The use of Bitcoin leads to about 22 megatonnes in CO2 emissions annually, comparable to the total emissions of cities such as Hamburg or Las Vegas, according to the most detailed analysis to date of the cryptocurrency’s carbon footprint.
Researchers at the Technical University of Munich (TUM) in Germany analysed such data as the IPO filings of hardware manufacturers and the IP addresses of Bitcoin “miners.”
The study, published in the journal Joule, was able to localise 68 percent of the Bitcoin network computing power in Asian countries, 17 percent in European countries, and 15 percent in North America.
Although Bitcoin is a virtual currency, the energy consumption associated with its use is very real. For a Bitcoin transfer to be executed and validated, a mathematical puzzle must be solved by an arbitrary computer in the global Bitcoin network.
The network, which anyone can join, rewards the puzzle solvers in Bitcoin.
The computing capacity used in this process known as Bitcoin mining has increased rapidly in recent years. Statistics show that it quadrupled in 2018 alone.
The Bitcoin boom raises the question of whether the cryptocurrency is imposing an additional burden on the climate. Several studies have attempted to quantify the CO2 emissions caused by Bitcoin mining.
“These studies are based on a number of approximations, however,” said Christian Stoll, who conducts research at TUM and the Massachusetts Institute of Technology (MIT) in the US.
Researchers began by calculating the power consumption of the network. This depends primarily on the hardware.
“Today special systems are used, known as ASIC-based miners,” said Stoll.
To investigate the orders of magnitude involved, the team used statistics released by a public pool of different miners showing the computing power of its members.

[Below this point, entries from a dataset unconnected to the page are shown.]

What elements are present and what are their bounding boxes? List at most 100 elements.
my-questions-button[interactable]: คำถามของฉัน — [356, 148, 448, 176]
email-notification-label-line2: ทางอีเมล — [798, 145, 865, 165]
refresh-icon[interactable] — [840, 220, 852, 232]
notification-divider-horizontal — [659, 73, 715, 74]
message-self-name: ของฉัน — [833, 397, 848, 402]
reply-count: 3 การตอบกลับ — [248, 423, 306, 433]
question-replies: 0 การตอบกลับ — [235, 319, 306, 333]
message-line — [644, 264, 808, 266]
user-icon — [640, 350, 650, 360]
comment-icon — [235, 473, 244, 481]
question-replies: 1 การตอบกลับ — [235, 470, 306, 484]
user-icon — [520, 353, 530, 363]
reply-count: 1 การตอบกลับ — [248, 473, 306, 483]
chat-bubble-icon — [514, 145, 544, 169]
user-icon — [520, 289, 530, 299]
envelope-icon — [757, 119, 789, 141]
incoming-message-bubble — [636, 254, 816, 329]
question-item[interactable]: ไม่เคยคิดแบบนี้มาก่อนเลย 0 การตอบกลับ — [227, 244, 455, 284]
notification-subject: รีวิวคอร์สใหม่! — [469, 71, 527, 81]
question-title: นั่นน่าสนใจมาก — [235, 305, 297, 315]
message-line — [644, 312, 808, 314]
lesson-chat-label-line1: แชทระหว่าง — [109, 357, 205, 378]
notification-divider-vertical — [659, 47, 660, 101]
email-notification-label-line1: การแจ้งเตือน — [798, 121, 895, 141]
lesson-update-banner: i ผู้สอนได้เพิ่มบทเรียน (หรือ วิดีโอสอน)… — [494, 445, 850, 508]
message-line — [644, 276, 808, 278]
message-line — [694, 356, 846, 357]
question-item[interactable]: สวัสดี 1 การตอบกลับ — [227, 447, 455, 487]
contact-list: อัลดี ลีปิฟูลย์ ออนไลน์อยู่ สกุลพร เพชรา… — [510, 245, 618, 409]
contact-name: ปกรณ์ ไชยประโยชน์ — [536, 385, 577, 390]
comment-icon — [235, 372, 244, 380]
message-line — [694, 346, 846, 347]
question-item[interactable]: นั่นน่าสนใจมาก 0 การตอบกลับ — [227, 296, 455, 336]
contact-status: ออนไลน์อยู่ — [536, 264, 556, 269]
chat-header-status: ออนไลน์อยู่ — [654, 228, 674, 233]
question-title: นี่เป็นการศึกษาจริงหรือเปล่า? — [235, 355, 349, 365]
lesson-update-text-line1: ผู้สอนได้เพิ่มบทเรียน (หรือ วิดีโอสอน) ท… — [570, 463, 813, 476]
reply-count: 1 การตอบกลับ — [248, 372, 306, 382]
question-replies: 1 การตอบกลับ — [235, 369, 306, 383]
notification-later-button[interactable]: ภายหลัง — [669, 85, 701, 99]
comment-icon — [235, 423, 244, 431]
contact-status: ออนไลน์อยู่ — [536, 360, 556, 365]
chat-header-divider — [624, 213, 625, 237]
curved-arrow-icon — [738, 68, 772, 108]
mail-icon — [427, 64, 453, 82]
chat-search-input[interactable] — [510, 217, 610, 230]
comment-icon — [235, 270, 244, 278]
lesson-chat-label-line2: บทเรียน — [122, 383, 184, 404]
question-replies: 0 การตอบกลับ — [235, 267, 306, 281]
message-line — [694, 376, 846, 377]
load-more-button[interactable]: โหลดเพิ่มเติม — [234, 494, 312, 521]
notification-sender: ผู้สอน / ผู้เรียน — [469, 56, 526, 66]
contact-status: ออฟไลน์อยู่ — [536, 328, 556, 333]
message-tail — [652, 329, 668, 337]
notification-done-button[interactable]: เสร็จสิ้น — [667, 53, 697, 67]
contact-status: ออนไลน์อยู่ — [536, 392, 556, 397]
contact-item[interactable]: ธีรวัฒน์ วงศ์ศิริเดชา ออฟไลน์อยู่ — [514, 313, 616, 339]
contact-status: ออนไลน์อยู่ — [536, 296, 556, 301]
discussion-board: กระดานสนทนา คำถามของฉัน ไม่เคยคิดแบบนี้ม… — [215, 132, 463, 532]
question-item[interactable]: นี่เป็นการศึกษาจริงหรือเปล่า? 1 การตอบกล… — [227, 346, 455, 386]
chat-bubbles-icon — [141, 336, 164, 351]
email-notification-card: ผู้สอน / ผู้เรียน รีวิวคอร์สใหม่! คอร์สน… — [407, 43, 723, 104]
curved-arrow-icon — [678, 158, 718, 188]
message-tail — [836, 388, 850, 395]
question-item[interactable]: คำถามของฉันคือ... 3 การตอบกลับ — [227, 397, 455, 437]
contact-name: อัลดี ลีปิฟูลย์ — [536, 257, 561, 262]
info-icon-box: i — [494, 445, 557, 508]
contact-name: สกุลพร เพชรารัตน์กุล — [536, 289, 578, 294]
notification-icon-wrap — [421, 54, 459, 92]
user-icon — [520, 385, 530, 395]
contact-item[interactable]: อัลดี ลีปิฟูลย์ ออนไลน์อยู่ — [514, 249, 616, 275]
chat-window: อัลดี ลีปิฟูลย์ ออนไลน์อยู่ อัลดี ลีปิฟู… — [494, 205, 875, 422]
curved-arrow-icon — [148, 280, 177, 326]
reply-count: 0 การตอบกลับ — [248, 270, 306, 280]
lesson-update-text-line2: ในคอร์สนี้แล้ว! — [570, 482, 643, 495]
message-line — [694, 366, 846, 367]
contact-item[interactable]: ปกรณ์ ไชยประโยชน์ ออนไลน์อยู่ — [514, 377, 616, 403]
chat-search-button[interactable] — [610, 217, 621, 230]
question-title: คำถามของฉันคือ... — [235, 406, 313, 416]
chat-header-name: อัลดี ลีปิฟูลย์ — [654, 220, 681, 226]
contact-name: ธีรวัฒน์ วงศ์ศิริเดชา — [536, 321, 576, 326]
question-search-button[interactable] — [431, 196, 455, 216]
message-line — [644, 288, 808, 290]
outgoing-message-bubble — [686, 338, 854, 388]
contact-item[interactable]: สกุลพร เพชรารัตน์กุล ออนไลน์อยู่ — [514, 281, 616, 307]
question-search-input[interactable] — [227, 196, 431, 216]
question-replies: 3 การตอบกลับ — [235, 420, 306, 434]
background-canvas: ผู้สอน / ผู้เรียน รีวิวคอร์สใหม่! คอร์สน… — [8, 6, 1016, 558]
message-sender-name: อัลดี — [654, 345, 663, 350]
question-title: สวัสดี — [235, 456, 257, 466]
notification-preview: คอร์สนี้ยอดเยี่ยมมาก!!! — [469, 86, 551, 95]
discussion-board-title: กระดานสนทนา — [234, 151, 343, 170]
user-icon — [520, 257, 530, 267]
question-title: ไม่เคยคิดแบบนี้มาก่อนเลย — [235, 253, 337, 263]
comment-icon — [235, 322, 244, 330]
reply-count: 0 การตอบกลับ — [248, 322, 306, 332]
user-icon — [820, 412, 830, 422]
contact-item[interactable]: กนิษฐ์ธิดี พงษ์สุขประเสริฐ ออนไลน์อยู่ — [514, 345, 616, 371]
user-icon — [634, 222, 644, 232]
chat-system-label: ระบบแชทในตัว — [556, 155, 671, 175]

The researchers determined the annual electricity consumption by Bitcoin, as of November 2018, to be about 46 TeraWatt Hour (TWh). The team found that the Bitcoin system has a carbon footprint of between 22 and 22.9 megatonnes per year. That is comparable to the footprint of such cities as Hamburg, Vienna or Las Vegas, researchers said.
“Naturally there are bigger factors contributing to climate change. However, the carbon footprint is big enough to make it worth discussing the possibility of regulating cryptocurrency mining in regions where power generation is especially carbon-intensive,” said Stoll.
“To improve the ecological balance, one possibility might be to link more mining farms to additional renewable generating capacity,” he said.